Et comme pour confirmer que toute cette entreprise est parfaitement politique, on a poussé l’infamie jusqu’à faire en sorte que Sylvain Lafrance obtienne les insignes de Chevalier de l’Ordre des Arts et des Lettres et chevalier de la Légion d’honneur de la République française pour « son engagement dans la promotion de la diversité culturelle dans une société pluraliste». Cette manœuvre politique visait peut-être à calmer le jeu et à susciter le doute chez tous ceux qui ressentent au plus profond d’eux-mêmes la perte immense de leur héritage culturel radiophonique. Elle servait peut-être aussi à Sylvain Lafrance de tremplin pour obtenir le poste de monsieur Rabinovitch.

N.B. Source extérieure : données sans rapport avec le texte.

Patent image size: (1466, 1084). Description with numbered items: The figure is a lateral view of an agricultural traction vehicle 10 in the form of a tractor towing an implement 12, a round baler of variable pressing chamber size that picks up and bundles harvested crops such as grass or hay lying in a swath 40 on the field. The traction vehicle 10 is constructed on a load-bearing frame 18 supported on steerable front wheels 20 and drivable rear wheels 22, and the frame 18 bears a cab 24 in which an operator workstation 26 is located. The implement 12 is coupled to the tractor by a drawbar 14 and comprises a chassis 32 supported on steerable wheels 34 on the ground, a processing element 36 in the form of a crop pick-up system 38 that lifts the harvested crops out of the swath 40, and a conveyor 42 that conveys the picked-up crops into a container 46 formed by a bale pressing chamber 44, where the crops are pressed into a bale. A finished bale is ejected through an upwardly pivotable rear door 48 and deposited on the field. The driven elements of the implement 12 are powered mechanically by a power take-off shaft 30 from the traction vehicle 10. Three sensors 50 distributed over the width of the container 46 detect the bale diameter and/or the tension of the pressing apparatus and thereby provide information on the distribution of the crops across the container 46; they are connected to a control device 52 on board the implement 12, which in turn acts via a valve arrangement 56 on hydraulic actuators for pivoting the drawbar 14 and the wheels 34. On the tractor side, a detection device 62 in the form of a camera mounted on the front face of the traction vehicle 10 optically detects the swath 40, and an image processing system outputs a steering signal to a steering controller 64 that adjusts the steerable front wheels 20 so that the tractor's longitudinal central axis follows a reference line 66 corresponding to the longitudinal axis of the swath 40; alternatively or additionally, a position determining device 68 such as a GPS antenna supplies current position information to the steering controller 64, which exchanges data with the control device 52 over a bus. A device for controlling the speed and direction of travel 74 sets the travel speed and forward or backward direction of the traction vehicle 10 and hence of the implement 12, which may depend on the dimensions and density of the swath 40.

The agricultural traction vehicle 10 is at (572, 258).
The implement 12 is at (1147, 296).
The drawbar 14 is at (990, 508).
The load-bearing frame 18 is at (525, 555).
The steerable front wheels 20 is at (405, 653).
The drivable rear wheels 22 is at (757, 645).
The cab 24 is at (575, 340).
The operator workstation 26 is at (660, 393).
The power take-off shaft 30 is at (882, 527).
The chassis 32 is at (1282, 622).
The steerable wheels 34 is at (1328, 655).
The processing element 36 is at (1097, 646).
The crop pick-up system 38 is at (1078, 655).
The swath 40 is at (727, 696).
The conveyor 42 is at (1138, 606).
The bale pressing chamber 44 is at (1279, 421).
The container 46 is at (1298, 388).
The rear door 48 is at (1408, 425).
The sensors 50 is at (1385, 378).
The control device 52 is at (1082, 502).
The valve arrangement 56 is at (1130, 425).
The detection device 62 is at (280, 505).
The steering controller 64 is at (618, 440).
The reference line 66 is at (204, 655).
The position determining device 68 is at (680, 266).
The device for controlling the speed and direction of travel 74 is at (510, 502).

Soit dit en passant, à l’occasion de la remise de ce prix, Sylvain Lafrance a tenu le même discours qu’il tient toujours. Il en a profité pour féliciter les artisans de la SRC qui ont fait la promotion de la francophonie à l’échelle pancanadienne.

Je me souviens d'un échange que j'avais eu avec Claude Ryan au sujet de notre prétendue « identité canadienne » et des bienfaits du fédéralisme pour le Québec. Il insistait pour souligner l'importance de Radio-Canada pour la culture québécoise. Il avait bien raison de souligner l’importance de ce lien historique. Mais voilà où en est rendu cet héritage. C'est un lieu où les intellectuels, les écrivains et les artistes québécois se sont tus. C'est un lieu où l'on tue les intellectuels, les écrivains et les artistes québécois.

 

Michel Seymour*

 

NOTES

* Michel Seymour est professeur titulaire au Département de philosophie de l'Université de Montréal.

[1] Ce texte est la version longue d’un article paru dans Le Devoir le 16 août 2007.